For a sense of the squeeze in the world’s supply lines right now, consider the ongoing case of chartered air freight.
Intense demand for medical equipment to fight the coronavirus is continuing to send the cost of chartered flights skyrocketing.
“What was considered an unreasonably high price yesterday is now not only acceptable but even a missed bargain,” said Vivian Lau, vice chair and group chief executive officer of Pacific Air Holdings, a Hong Kong-based logistics company. “The mad rush is still on as the race continues to transport the much-needed medical supplies to the needed destinations around the world.”
Lau says the going market rate for charters is a multiple of at least two to three times their regular price and can be four or five times higher for extremely high demand destinations.
“It is a race against time, race against weather and race against administration,” Lau said. “The cost of charters for major European ports are all over $800,000. For the few destinations that are still operational in Africa such as Addis Ababa and Johannesburg, the cost of charters is more than $1 million. It is almost impossible to find charters under $1.5 million for New York City.”
The cost of air freight from Hong Kong to North America, for instance, typically peaks around November as merchants stock up before the busy holiday shopping season. According to TAC Index data tracked on Bloomberg, it’s hitting those highs of the year now.
Such is the need for vital medical equipment that companies are retooling parts of their operation. General Motors this week said it started building ventilators needed for Covid-19 patients at a parts plant in Indiana.
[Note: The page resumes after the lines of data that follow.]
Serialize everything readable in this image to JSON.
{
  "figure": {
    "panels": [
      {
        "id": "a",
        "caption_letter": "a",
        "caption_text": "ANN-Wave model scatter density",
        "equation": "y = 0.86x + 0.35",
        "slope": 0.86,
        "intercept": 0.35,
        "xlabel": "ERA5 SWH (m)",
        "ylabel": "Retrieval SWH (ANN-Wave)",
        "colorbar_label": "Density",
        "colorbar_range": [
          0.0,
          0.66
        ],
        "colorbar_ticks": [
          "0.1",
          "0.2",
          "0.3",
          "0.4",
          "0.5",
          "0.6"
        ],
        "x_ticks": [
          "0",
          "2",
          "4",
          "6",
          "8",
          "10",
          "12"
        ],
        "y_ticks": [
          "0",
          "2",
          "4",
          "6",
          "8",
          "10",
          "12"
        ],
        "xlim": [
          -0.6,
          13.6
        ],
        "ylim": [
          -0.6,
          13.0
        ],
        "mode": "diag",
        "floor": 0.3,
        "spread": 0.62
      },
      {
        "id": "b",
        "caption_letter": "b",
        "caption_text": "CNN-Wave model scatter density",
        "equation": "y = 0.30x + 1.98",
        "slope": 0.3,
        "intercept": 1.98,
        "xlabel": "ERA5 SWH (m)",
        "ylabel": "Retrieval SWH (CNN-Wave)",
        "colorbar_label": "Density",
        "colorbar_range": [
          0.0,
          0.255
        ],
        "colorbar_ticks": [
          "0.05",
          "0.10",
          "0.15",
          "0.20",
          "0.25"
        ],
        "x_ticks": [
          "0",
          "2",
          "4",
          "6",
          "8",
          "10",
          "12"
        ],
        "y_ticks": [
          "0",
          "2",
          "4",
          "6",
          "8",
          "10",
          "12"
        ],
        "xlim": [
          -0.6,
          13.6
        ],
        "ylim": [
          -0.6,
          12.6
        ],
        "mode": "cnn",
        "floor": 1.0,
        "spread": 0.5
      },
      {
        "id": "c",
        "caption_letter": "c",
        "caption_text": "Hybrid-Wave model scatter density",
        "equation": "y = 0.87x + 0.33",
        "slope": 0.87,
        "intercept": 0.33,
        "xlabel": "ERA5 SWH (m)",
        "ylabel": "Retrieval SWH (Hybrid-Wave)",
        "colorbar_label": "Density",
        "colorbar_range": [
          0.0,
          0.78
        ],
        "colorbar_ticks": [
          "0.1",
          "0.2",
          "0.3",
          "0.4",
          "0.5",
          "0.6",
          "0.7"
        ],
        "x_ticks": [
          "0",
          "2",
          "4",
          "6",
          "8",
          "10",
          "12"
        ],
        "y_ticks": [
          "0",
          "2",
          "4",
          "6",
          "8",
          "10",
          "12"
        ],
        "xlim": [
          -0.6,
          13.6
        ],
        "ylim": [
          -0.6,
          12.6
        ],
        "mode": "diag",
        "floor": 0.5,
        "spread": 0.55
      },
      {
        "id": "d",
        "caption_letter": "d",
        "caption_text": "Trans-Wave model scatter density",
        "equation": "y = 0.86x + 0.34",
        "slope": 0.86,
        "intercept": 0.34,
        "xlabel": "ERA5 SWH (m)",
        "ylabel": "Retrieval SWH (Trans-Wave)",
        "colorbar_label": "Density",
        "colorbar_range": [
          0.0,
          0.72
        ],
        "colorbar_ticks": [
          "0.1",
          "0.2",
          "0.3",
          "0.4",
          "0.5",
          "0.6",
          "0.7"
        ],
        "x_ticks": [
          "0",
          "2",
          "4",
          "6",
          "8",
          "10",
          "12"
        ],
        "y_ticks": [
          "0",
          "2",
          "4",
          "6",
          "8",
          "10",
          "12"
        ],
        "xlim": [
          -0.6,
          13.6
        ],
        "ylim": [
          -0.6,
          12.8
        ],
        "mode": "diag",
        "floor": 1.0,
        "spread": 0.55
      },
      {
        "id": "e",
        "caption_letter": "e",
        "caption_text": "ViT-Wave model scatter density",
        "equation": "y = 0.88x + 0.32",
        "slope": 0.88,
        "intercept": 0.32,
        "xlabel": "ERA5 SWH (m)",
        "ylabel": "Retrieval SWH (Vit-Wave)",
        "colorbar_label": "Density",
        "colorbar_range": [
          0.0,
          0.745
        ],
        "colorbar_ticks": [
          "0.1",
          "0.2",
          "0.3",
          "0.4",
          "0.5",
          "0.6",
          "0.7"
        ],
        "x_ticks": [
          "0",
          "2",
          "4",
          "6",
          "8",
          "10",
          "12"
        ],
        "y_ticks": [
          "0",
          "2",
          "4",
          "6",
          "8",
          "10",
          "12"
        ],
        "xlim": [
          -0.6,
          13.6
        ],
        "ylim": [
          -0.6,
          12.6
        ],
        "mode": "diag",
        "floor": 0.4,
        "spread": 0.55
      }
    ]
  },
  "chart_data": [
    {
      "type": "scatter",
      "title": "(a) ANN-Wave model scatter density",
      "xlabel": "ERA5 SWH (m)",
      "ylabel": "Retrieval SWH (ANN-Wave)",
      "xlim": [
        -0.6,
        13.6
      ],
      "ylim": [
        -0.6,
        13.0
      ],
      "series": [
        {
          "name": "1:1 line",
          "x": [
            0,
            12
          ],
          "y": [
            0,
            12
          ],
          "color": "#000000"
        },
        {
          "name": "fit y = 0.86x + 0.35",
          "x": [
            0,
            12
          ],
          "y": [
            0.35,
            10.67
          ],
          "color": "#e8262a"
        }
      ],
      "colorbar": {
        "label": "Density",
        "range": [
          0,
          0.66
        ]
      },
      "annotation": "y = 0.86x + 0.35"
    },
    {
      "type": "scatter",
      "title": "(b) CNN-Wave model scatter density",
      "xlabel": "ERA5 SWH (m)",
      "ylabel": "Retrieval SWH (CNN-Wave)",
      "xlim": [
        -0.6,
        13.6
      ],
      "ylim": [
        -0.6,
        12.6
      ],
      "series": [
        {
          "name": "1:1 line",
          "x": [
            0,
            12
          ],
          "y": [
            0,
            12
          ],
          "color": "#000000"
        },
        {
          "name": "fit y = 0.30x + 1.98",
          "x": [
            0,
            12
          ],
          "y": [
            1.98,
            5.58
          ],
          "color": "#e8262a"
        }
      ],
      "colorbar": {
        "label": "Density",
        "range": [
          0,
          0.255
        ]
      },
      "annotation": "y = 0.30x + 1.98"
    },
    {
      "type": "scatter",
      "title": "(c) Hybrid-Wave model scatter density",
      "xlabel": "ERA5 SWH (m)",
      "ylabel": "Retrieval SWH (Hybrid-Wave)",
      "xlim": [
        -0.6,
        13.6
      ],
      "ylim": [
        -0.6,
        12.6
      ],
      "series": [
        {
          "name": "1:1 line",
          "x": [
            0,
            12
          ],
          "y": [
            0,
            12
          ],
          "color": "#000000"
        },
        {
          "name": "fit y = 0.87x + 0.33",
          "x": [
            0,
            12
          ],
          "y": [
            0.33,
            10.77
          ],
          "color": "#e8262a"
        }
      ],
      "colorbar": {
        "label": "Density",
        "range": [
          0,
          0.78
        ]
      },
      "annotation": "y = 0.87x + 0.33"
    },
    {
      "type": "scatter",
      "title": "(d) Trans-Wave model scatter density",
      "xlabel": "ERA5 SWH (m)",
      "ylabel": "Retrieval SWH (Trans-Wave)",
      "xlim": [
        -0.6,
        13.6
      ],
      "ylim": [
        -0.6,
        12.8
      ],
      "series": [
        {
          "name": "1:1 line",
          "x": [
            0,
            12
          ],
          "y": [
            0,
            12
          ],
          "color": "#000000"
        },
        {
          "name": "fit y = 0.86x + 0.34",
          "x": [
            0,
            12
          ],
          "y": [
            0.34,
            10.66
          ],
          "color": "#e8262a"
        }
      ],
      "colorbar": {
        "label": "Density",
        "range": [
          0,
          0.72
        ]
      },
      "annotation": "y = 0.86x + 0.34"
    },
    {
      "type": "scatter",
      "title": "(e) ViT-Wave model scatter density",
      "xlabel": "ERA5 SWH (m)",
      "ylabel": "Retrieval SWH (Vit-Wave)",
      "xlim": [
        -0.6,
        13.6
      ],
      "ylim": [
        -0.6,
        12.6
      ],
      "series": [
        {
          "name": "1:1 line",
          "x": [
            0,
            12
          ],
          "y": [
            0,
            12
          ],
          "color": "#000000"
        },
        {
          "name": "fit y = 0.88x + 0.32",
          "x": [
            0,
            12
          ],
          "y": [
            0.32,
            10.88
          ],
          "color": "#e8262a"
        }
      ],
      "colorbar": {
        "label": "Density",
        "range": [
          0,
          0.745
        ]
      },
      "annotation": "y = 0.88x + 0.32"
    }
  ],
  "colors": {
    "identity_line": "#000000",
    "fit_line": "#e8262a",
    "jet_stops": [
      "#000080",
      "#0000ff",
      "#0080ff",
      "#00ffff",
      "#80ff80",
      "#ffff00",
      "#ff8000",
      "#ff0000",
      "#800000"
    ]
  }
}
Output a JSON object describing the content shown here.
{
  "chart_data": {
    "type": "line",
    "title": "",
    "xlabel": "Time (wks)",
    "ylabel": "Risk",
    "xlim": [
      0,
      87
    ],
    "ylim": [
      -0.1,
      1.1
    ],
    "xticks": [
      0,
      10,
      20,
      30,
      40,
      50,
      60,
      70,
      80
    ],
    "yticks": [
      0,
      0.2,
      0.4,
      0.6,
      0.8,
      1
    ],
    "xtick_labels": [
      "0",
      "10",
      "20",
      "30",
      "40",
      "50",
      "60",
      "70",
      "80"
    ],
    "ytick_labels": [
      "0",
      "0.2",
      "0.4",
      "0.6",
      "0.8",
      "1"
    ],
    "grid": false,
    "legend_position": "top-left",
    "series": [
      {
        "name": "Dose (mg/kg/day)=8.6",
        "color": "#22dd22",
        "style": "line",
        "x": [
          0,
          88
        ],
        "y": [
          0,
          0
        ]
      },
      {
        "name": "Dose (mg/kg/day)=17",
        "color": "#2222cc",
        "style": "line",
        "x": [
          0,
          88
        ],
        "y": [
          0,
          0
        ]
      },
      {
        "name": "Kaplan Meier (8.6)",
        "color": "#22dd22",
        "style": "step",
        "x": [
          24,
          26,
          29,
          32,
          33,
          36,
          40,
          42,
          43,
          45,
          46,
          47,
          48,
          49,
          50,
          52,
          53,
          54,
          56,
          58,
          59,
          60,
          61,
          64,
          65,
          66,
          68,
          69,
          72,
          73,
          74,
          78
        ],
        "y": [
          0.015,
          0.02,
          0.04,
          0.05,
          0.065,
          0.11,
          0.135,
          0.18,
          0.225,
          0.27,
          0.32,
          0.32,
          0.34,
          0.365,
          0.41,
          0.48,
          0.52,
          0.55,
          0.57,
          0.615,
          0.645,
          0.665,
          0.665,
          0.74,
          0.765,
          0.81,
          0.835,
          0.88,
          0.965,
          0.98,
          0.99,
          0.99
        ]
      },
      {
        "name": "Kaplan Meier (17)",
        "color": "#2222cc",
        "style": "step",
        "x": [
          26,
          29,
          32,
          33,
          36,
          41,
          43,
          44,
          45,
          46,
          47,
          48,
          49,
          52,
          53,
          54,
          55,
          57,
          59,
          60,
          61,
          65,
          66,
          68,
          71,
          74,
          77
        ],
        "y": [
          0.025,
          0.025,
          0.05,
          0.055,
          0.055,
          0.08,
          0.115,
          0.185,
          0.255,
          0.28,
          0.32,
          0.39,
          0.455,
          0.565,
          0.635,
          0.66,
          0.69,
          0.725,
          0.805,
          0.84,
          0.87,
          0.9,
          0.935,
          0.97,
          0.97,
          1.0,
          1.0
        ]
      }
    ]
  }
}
Ford also plans to produce ventilators, while Honda plans to make components for breathing machines.
Delivery companies are also responding. FedEx is redeploying aircraft it mothballed earlier this year and plans to add 150 flights over the next month to ferry masks, protective suits and other health-care supplies to the U.S. from Asia.
Those developments may ease some of the strain in Asia, where even delivery of office parcels has slowed.
Stewart Kwok, vice president for strategic development at idsMED Group, a medical supply-chain company, booked an air courier to deliver office documentation between Hong Kong and Australia. What would normally have taken two days for delivery instead took several days due to heavy demand.
“Overseas delivery lead times remain unpredictable and it certainly takes longer than before,” Kwok said.